Irreverente, desproporcionado y genial, Lanata competía en fanfarronería y populismo con el community manager de la Presidenta, que comentaba en las cuentas oficiales de Casa Rosada los avatares del programa: la pobreza del campo argentino, la eterna inflación, los casos de corrupción... Aún no había saltado el escándalo de la muerte de Alberto Nisman en enero de 2015, pocos meses antes de las elecciones presidenciales.
Argentina en 2013 parecía a punto de explotar. “Acá siempre parece todo a punto de explotar”, me explicaron en Pirilo unos adolescentes kirchneristas que comían trozos de pizza y que renegaban de Pepe Mújica y de sus políticas neoliberales. “Acá hay una crisis cada diez años”, se explicaban unos a otros mientras te aconsejaban cambiar dólares en el mercado negro de la calle Florida y se acordaban del corralito de 2001 y cómo el 20 de diciembre de ese año el Presidente De la Rúa había escapado en helicóptero de la Casa Rosada. “¿Quién te mintió, primer mundo, Buenos Aires, que te atraviesan los carritos como antes?”, cantaba Sandra Luna en un tango precioso.

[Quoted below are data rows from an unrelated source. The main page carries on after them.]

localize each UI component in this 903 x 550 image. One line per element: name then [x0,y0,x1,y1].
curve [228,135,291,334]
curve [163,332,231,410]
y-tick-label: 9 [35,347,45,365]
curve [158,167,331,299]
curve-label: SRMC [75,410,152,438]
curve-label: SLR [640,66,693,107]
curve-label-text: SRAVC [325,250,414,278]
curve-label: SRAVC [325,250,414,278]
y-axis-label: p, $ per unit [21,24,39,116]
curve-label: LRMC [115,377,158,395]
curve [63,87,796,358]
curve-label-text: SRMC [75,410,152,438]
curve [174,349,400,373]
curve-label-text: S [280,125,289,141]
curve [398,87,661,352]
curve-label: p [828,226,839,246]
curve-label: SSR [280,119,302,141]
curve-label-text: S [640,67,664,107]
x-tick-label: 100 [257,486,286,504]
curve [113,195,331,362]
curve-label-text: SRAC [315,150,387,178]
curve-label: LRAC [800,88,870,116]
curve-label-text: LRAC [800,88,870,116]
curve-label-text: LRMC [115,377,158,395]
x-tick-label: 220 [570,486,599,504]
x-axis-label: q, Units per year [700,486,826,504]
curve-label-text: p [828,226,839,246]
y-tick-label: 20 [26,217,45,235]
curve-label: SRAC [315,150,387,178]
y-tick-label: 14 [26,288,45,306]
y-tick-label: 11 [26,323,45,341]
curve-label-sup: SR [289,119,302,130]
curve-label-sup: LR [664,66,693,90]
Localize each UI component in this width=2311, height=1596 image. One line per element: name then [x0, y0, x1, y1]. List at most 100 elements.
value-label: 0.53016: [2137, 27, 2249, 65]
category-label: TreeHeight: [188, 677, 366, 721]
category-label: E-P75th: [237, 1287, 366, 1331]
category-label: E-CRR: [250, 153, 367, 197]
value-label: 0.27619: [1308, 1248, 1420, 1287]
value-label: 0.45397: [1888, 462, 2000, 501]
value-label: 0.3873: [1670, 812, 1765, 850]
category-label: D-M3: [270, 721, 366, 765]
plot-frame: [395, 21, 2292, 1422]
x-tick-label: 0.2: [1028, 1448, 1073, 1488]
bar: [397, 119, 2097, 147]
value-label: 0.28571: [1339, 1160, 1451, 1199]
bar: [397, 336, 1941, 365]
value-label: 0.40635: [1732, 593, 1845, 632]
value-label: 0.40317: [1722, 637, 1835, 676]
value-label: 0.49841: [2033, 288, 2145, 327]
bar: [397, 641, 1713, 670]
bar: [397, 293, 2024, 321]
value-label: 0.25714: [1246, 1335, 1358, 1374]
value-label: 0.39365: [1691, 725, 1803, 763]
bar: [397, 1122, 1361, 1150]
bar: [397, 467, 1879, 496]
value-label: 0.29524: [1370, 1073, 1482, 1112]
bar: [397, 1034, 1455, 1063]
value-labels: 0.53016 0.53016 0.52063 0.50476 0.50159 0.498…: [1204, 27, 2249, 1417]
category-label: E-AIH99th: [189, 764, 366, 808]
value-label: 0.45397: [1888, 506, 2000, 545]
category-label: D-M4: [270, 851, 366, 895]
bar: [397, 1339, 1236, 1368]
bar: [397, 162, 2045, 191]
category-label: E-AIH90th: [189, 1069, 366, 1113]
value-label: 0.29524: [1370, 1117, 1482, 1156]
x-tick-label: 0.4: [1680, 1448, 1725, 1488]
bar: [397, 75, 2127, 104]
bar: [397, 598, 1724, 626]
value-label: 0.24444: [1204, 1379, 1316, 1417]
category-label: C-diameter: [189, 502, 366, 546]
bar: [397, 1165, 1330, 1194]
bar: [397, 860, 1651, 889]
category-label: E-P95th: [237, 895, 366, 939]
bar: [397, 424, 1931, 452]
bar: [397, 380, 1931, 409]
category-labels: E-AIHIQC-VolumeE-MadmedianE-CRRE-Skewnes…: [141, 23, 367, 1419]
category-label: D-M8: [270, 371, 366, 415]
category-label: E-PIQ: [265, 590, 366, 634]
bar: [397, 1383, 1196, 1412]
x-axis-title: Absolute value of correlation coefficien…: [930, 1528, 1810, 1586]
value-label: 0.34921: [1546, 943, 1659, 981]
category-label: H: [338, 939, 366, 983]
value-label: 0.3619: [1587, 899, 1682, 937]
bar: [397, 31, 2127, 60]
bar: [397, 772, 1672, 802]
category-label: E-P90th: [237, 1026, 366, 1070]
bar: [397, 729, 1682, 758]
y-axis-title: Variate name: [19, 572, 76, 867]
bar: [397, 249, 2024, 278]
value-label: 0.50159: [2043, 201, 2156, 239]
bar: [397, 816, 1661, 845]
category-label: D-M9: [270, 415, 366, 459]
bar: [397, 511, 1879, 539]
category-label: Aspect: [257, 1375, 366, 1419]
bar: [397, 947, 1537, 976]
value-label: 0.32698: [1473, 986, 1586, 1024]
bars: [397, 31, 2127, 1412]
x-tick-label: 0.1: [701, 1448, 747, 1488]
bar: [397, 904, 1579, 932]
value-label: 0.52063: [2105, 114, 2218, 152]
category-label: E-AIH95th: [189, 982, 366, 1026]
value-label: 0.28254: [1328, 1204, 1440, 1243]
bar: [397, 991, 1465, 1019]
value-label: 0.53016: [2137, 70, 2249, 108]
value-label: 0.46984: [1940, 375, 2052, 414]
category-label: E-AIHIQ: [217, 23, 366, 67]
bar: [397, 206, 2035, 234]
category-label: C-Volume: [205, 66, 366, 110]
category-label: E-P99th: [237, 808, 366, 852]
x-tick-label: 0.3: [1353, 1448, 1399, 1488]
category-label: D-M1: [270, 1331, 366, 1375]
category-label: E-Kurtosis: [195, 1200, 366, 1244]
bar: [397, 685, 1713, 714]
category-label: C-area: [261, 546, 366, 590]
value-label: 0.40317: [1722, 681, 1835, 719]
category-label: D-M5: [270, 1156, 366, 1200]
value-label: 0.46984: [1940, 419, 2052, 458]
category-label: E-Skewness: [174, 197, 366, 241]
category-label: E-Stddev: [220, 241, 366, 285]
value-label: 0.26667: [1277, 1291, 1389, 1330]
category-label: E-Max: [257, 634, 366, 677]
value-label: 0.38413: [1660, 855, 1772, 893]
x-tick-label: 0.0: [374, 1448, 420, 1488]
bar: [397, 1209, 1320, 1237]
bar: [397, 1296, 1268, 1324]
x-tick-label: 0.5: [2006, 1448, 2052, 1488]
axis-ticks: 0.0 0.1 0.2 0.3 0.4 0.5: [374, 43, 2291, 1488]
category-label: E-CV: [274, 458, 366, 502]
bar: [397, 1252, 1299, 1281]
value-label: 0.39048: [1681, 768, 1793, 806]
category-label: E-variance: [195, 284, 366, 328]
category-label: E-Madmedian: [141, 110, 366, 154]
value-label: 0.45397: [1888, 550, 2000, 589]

Tomás Eloy Martínez quiso contar el significado de Eva Perón para la nación argentina, ese apellido convertido en adjetivo y movimiento que todavía hoy sigue articulando el espectro ideológico del país con la misma fuerza que el binomio izquierda-derecha. Peronista o antiperonista. Santa Evita habla de la muerte del mito, de cómo embalsamaron su cadáver, de cómo la 20th Century Fox grabó los funerales de Evita igual que el melodrama Lo que el viento se llevó, de cómo de su cadáver hicieron copias de cera para engañar a los peronistas, de cómo los militares usurparon el cuerpo, de cómo el embalsamador Pedro Ara se enamoró de su obra y violaba el cadáver para recomponerlo, de cómo escondieron el cuerpo en un cine de Buenos Aires donde una niña le hacía trenzas y la peinaba como una muñeca.
También de cómo aparecían velas y flores allá donde dormía el cadáver, de cómo trasladaron su cuerpo de manera clandestina a Milán, de cómo lo enterraron en vertical en la lluviosa Selva Negra, de cómo cambio de casa en casa sin que los dueños supieran de su existencia, de cómo arruinó la vida del coronel Moori Koenig y de los militares que se encargaron de su custodia, de cómo explotó una bomba a las puertas del teatro L’Épée de Bois en París donde se representaba una obra irreverente sobre Evita, de cómo el grupo Montoneros intentó canjear sin éxito el cuerpo de la Señora por la vida del Presidente Aramburu en 1970 y años más tarde, con éxito, por el cadáver del mismo Aramburu en 1974, de cómo por fin se lo devolvieron a Juan Domingo Perón casi veinte años más viejo en un piso franco de Madrid... desde el mismo piso desde el que volaría hacia Ezeiza para entrar triunfante y humillado en aquella Argentina de junio de 1973.
Aquel invierno austral de 2013 se acababan de poner en circulación los primeros billetes de 100 pesos con la cara de Eva Perón. Los de 100 pesos eran los que más se falsificaban y pronto habrían de perder escandalosamente su valor al ritmo de una inflación galopante. En esta Argentina todo se desgasta, me dijeron, desde la esperanzas hasta el dinero, desde la política hasta la mitología. La mitología no, dije yo. La mitología nunca.